Keep in mind the IRS chiefly targets people, not entities. You can't threaten an entity with imprisonment, so the chance of "bullying" a big check to resolve the audit can't happen. When it's a sole proprietorship or individual return, then they have you by the short hairs. Not that business entities don't get audited, but the IRS is more inclined to do it only if they think there's a high probability of cashing in.

After all, it's not about compliance...it's about getting more money, and audits are not cheap for the IRS.

Reply Like (0)
homerbluth (Jan 12, 2017 - 11:19 am)

Video cameras are a big help in home defence. i personally have a 12 gauge and a handgun.

Reply Like (0)
2ski (Jan 13, 2017 - 11:17 am)

Buy $1k video security online and return it. Then buy gun. Original receipt to deduct for the records.

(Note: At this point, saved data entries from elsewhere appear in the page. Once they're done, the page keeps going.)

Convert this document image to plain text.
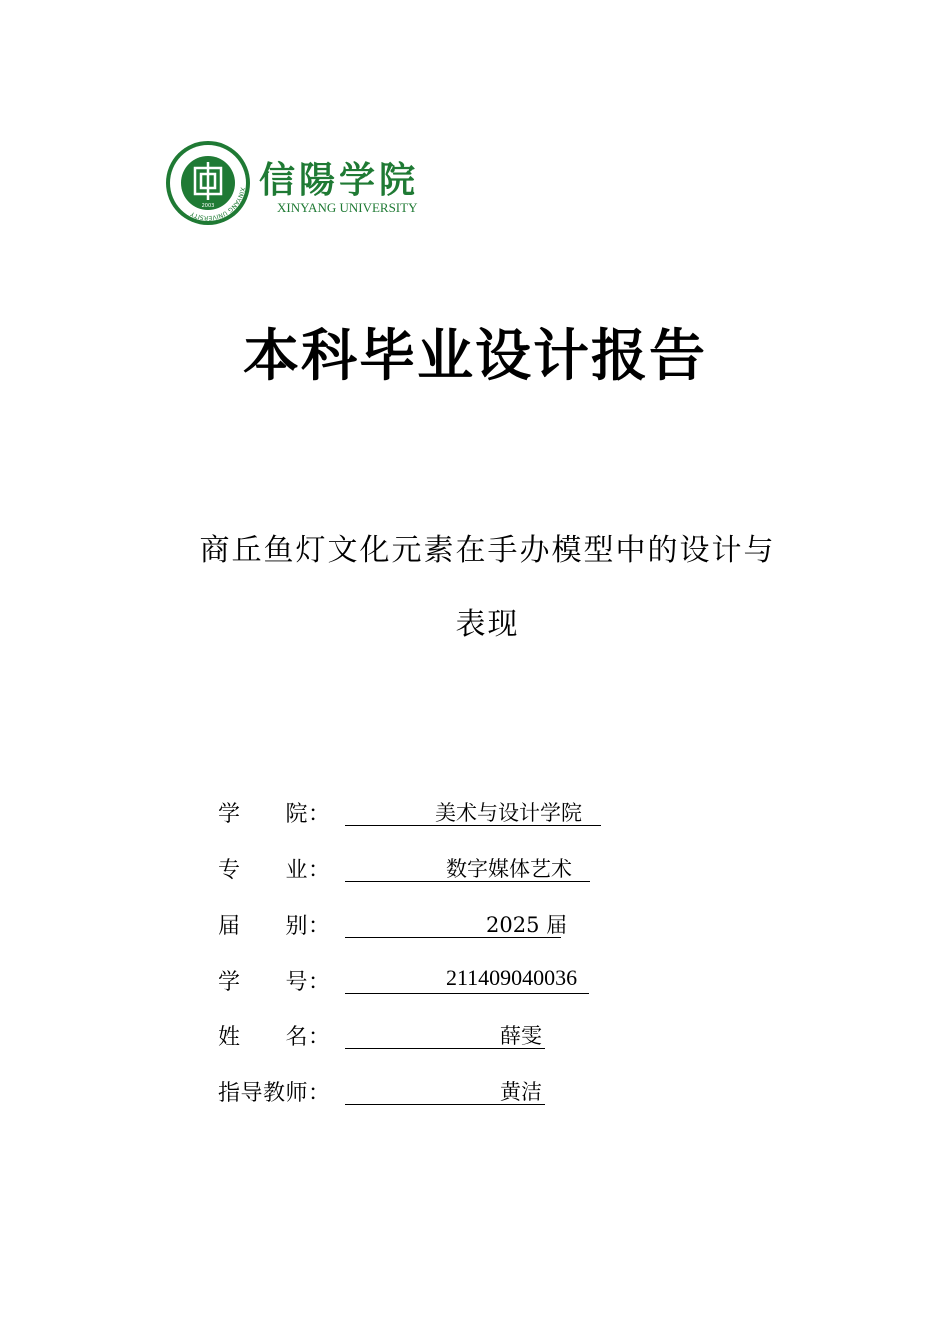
XINYANG UNIVERSITY
2003
信陽学院
XINYANG UNIVERSITY
本科毕业设计报告
商丘鱼灯文化元素在手办模型中的设计与
表现
学　　院：	美术与设计学院
专　　业：	数字媒体艺术
届　　别：	2025 届
学　　号：	211409040036
姓　　名：	薛雯
指导教师：	黄洁
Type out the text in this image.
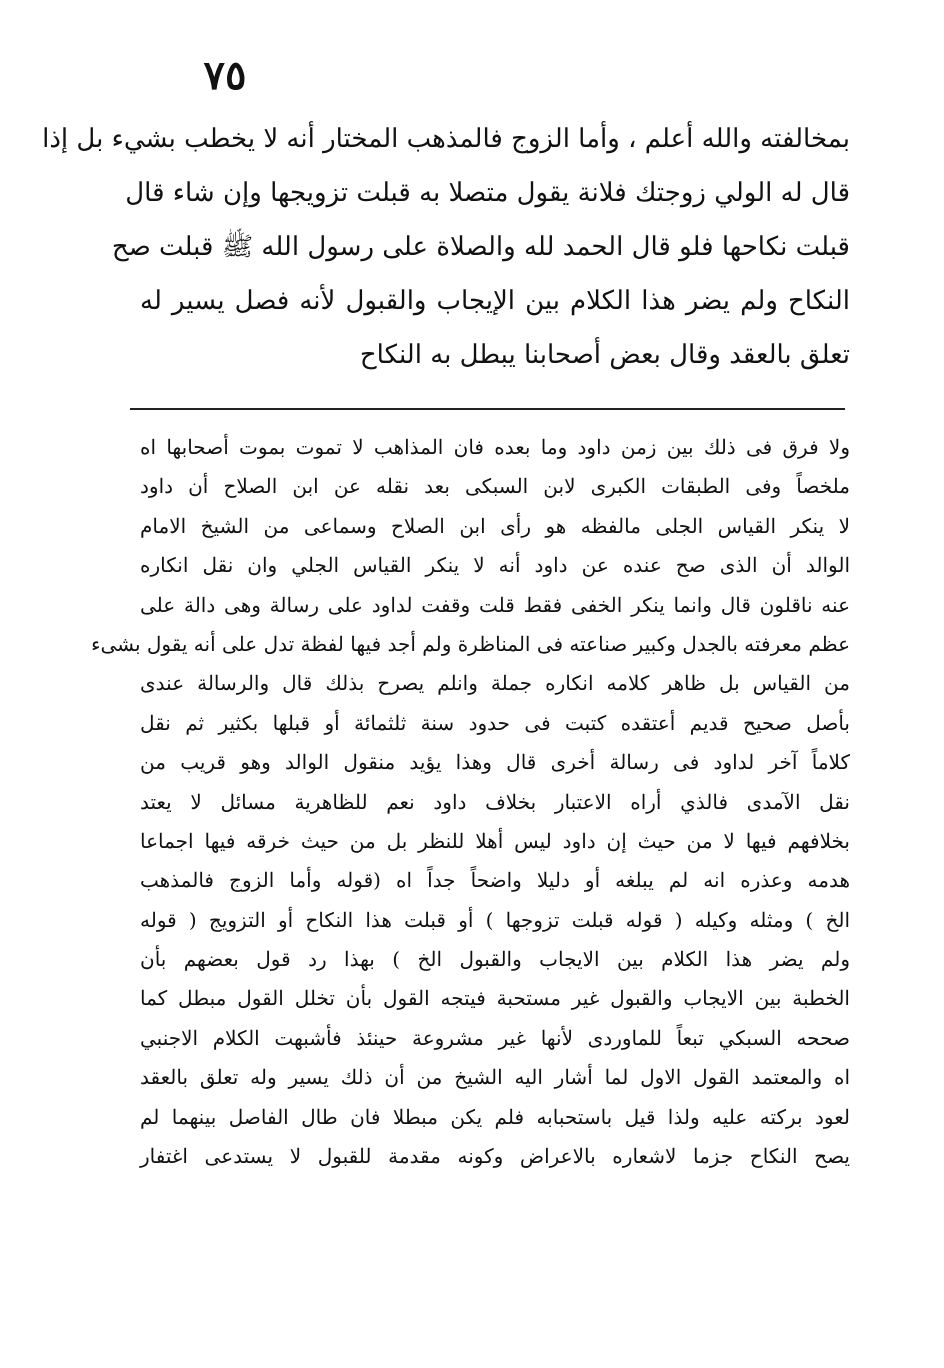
٧٥
بمخالفته والله أعلم ، وأما الزوج فالمذهب المختار أنه لا يخطب بشيء بل إذا
قال له الولي زوجتك فلانة يقول متصلا به قبلت تزويجها وإن شاء قال
قبلت نكاحها فلو قال الحمد لله والصلاة على رسول الله ﷺ قبلت صح
النكاح ولم يضر هذا الكلام بين الإيجاب والقبول لأنه فصل يسير له
تعلق بالعقد وقال بعض أصحابنا يبطل به النكاح
ولا فرق فى ذلك بين زمن داود وما بعده فان المذاهب لا تموت بموت أصحابها اه
ملخصاً وفى الطبقات الكبرى لابن السبكى بعد نقله عن ابن الصلاح أن داود
لا ينكر القياس الجلى مالفظه هو رأى ابن الصلاح وسماعى من الشيخ الامام
الوالد أن الذى صح عنده عن داود أنه لا ينكر القياس الجلي وان نقل انكاره
عنه ناقلون قال وانما ينكر الخفى فقط قلت وقفت لداود على رسالة وهى دالة على
عظم معرفته بالجدل وكبير صناعته فى المناظرة ولم أجد فيها لفظة تدل على أنه يقول بشىء
من القياس بل ظاهر كلامه انكاره جملة وانلم يصرح بذلك قال والرسالة عندى
بأصل صحيح قديم أعتقده كتبت فى حدود سنة ثلثمائة أو قبلها بكثير ثم نقل
كلاماً آخر لداود فى رسالة أخرى قال وهذا يؤيد منقول الوالد وهو قريب من
نقل الآمدى فالذي أراه الاعتبار بخلاف داود نعم للظاهرية مسائل لا يعتد
بخلافهم فيها لا من حيث إن داود ليس أهلا للنظر بل من حيث خرقه فيها اجماعا
هدمه وعذره انه لم يبلغه أو دليلا واضحاً جداً اه (قوله وأما الزوج فالمذهب
الخ ) ومثله وكيله ( قوله قبلت تزوجها ) أو قبلت هذا النكاح أو التزويج ( قوله
ولم يضر هذا الكلام بين الايجاب والقبول الخ ) بهذا رد قول بعضهم بأن
الخطبة بين الايجاب والقبول غير مستحبة فيتجه القول بأن تخلل القول مبطل كما
صححه السبكي تبعاً للماوردى لأنها غير مشروعة حينئذ فأشبهت الكلام الاجنبي
اه والمعتمد القول الاول لما أشار اليه الشيخ من أن ذلك يسير وله تعلق بالعقد
لعود بركته عليه ولذا قيل باستحبابه فلم يكن مبطلا فان طال الفاصل بينهما لم
يصح النكاح جزما لاشعاره بالاعراض وكونه مقدمة للقبول لا يستدعى اغتفار
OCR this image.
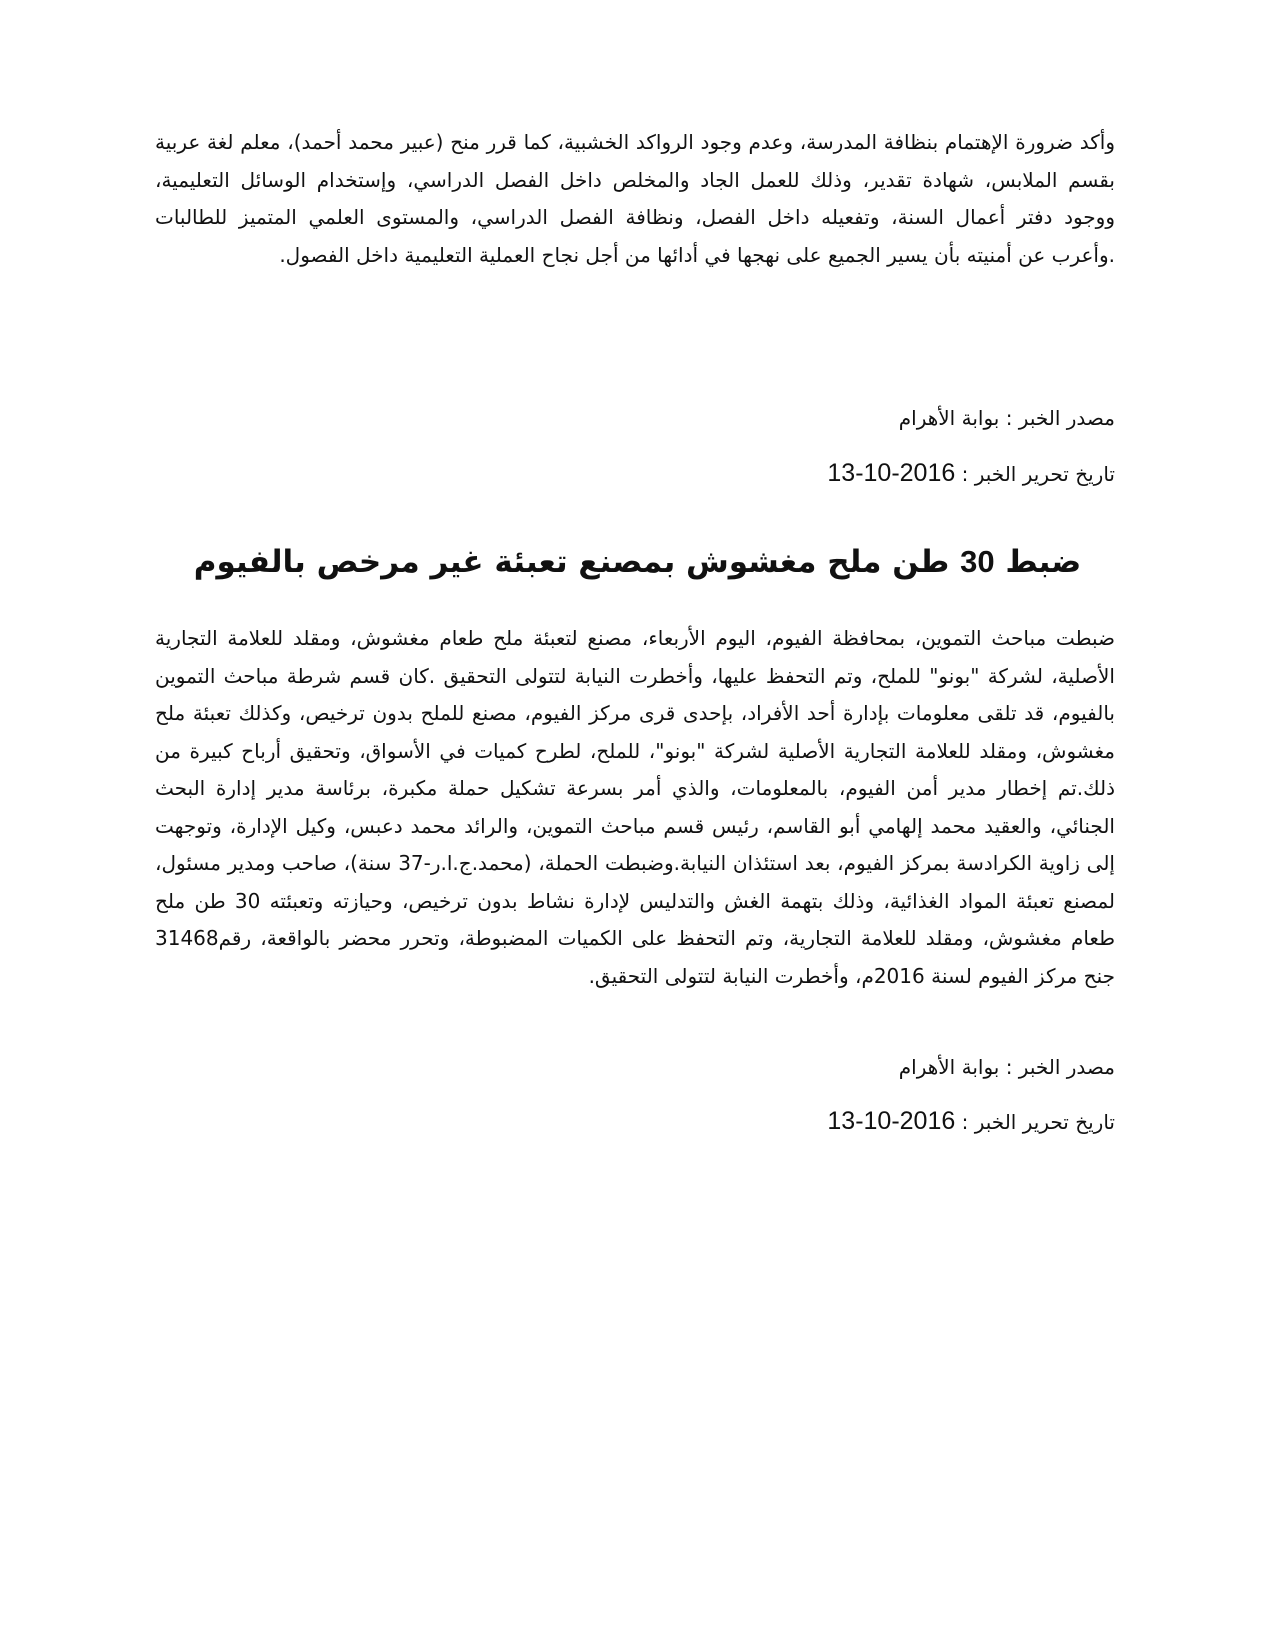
وأكد ضرورة الإهتمام بنظافة المدرسة، وعدم وجود الرواكد الخشبية، كما قرر منح (عبير محمد أحمد)، معلم لغة عربية بقسم الملابس، شهادة تقدير، وذلك للعمل الجاد والمخلص داخل الفصل الدراسي، وإستخدام الوسائل التعليمية، ووجود دفتر أعمال السنة، وتفعيله داخل الفصل، ونظافة الفصل الدراسي، والمستوى العلمي المتميز للطالبات .وأعرب عن أمنيته بأن يسير الجميع على نهجها في أدائها من أجل نجاح العملية التعليمية داخل الفصول.

مصدر الخبر : بوابة الأهرام
تاريخ تحرير الخبر : 2016-10-13
ضبط 30 طن ملح مغشوش بمصنع تعبئة غير مرخص بالفيوم

ضبطت مباحث التموين، بمحافظة الفيوم، اليوم الأربعاء، مصنع لتعبئة ملح طعام مغشوش، ومقلد للعلامة التجارية الأصلية، لشركة "بونو" للملح، وتم التحفظ عليها، وأخطرت النيابة لتتولى التحقيق .كان قسم شرطة مباحث التموين بالفيوم، قد تلقى معلومات بإدارة أحد الأفراد، بإحدى قرى مركز الفيوم، مصنع للملح بدون ترخيص، وكذلك تعبئة ملح مغشوش، ومقلد للعلامة التجارية الأصلية لشركة "بونو"، للملح، لطرح كميات في الأسواق، وتحقيق أرباح كبيرة من ذلك.تم إخطار مدير أمن الفيوم، بالمعلومات، والذي أمر بسرعة تشكيل حملة مكبرة، برئاسة مدير إدارة البحث الجنائي، والعقيد محمد إلهامي أبو القاسم، رئيس قسم مباحث التموين، والرائد محمد دعبس، وكيل الإدارة، وتوجهت إلى زاوية الكرادسة بمركز الفيوم، بعد استئذان النيابة.وضبطت الحملة، (محمد.ج.ا.ر-37 سنة)، صاحب ومدير مسئول، لمصنع تعبئة المواد الغذائية، وذلك بتهمة الغش والتدليس لإدارة نشاط بدون ترخيص، وحيازته وتعبئته 30 طن ملح طعام مغشوش، ومقلد للعلامة التجارية، وتم التحفظ على الكميات المضبوطة، وتحرر محضر بالواقعة، رقم31468 جنح مركز الفيوم لسنة 2016م، وأخطرت النيابة لتتولى التحقيق.

مصدر الخبر : بوابة الأهرام
تاريخ تحرير الخبر : 2016-10-13
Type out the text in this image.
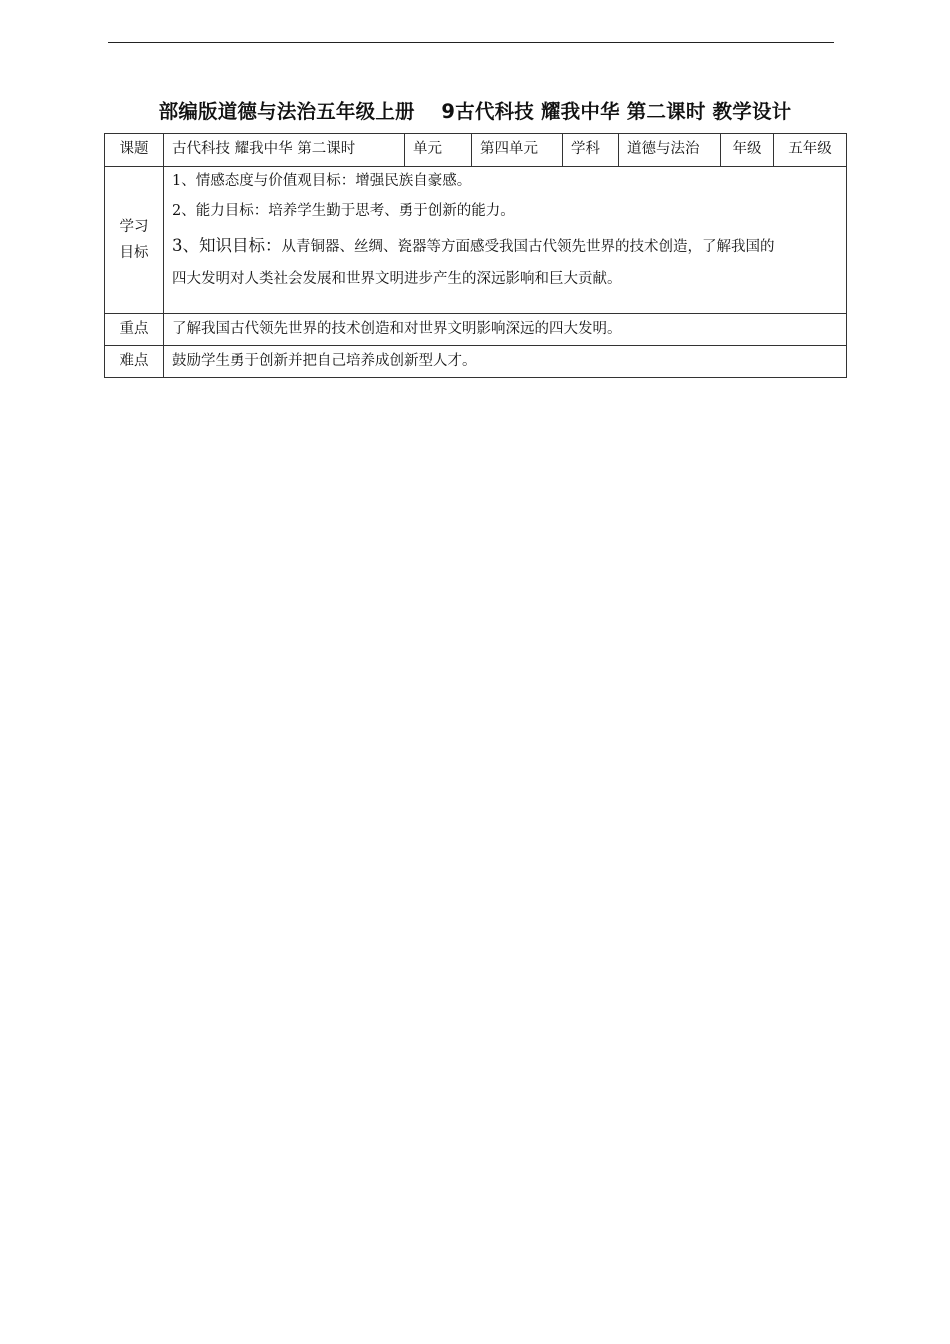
部编版道德与法治五年级上册　 9古代科技 耀我中华 第二课时 教学设计
课题	古代科技 耀我中华 第二课时	单元	第四单元	学科	道德与法治	年级	五年级

学习
目标	1、情感态度与价值观目标：增强民族自豪感。
2、能力目标：培养学生勤于思考、勇于创新的能力。
3、知识目标：从青铜器、丝绸、瓷器等方面感受我国古代领先世界的技术创造，了解我国的
四大发明对人类社会发展和世界文明进步产生的深远影响和巨大贡献。						

重点	了解我国古代领先世界的技术创造和对世界文明影响深远的四大发明。						
难点	鼓励学生勇于创新并把自己培养成创新型人才。						
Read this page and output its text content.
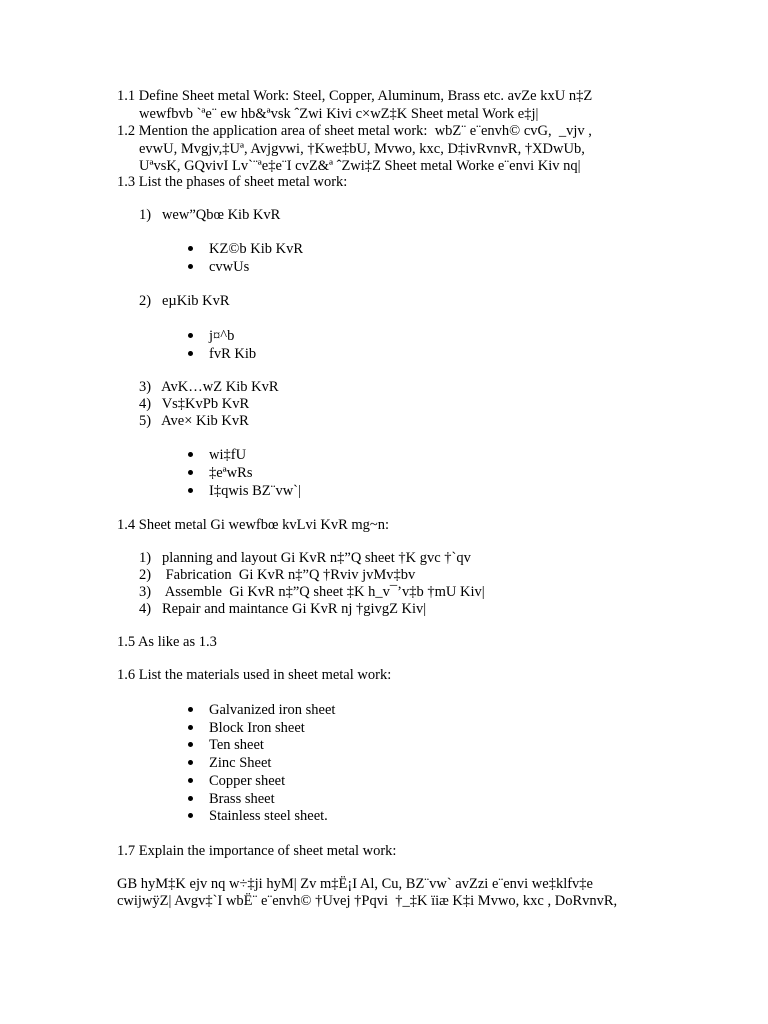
1.1 Define Sheet metal Work: Steel, Copper, Aluminum, Brass etc. avZe kxU n‡Z
wewfbvb `ªe¨ ew hb&ªvsk ˆZwi Kivi c×wZ‡K Sheet metal Work e‡j|
1.2 Mention the application area of sheet metal work:  wbZ¨ e¨envh© cvG,  _vjv ,
evwU, Mvgjv,‡Uª, Avjgvwi, †Kwe‡bU, Mvwo, kxc, D‡ivRvnvR, †XDwUb,
UªvsK, GQvivI Lv`¨ªe‡e¨I cvZ&ª ˆZwi‡Z Sheet metal Worke e¨envi Kiv nq|
1.3 List the phases of sheet metal work:
1)   wew”Qbœ Kib KvR
KZ©b Kib KvR
cvwUs
2)   eµKib KvR
j¤^b
fvR Kib
3)   AvK…wZ Kib KvR
4)   Vs‡KvPb KvR
5)   Ave× Kib KvR
wi‡fU
‡eªwRs
I‡qwis BZ¨vw`|
1.4 Sheet metal Gi wewfbœ kvLvi KvR mg~n:
1)   planning and layout Gi KvR n‡”Q sheet †K gvc †`qv
2)    Fabrication  Gi KvR n‡”Q †Rviv jvMv‡bv
3)    Assemble  Gi KvR n‡”Q sheet ‡K h_v¯’v‡b †mU Kiv|
4)   Repair and maintance Gi KvR nj †givgZ Kiv|
1.5 As like as 1.3
1.6 List the materials used in sheet metal work:
Galvanized iron sheet
Block Iron sheet
Ten sheet
Zinc Sheet
Copper sheet
Brass sheet
Stainless steel sheet.
1.7 Explain the importance of sheet metal work:
GB hyM‡K ejv nq w÷‡ji hyM| Zv m‡Ë¡I Al, Cu, BZ¨vw` avZzi e¨envi we‡klfv‡e
cwijwÿZ| Avgv‡`I wbË¨ e¨envh© †Uvej †Pqvi  †_‡K ïiæ K‡i Mvwo, kxc , DoRvnvR,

Nevermind, that would be illegal.

Reply Like (0)
unemployedalcoholic (Jan 13, 2017 - 7:38 pm)

What is the purpose though? You won't save any significant amount of money and you'll still have to register the firearm to your name. Is there something I haven't thought of?

Reply Like (0)
bbkbbk (Jan 15, 2017 - 4:00 am)

The point is using pre-tax money (s-corp only pay taxes on money paid to the member(s) in wages or distributions) to buy the item means I can use $100 (for example) the company earned to buy a $100 gun instead of having to earn $100+taxes to spend $100 on the gun if I bought it using my individual money. At least that is my understanding. I might be wrong. That has definitely happened before.

Reply Like (0)
qdllc (Jan 16, 2017 - 7:54 am)

It's about using the "rules" of the system to eliminate as much of your tax burden as possible. Everything that can be bought by a business as a legitimate business expense comes off the gross income. Businesses only pay taxes on net income.

People are assessed tax based on gross income.

Reply Like (0)
bbkbbk (Jan 16, 2017 - 4:54 pm)

Ok. But with an S-corp tax is only paid on the salary I get as an "employee" and money from distributions as an owner. And I pay those taxes personally. Money left in the corp is not taxed at all (again, this is my understanding and I might be getting it wrong). Doesn't that mean corp spending is done with tax free money since the money isn't taxed until I give it to myself through my "reasonable salary" or distributions? Because if the money is spent on something it can't go to me and therefore can't/won't be taxed.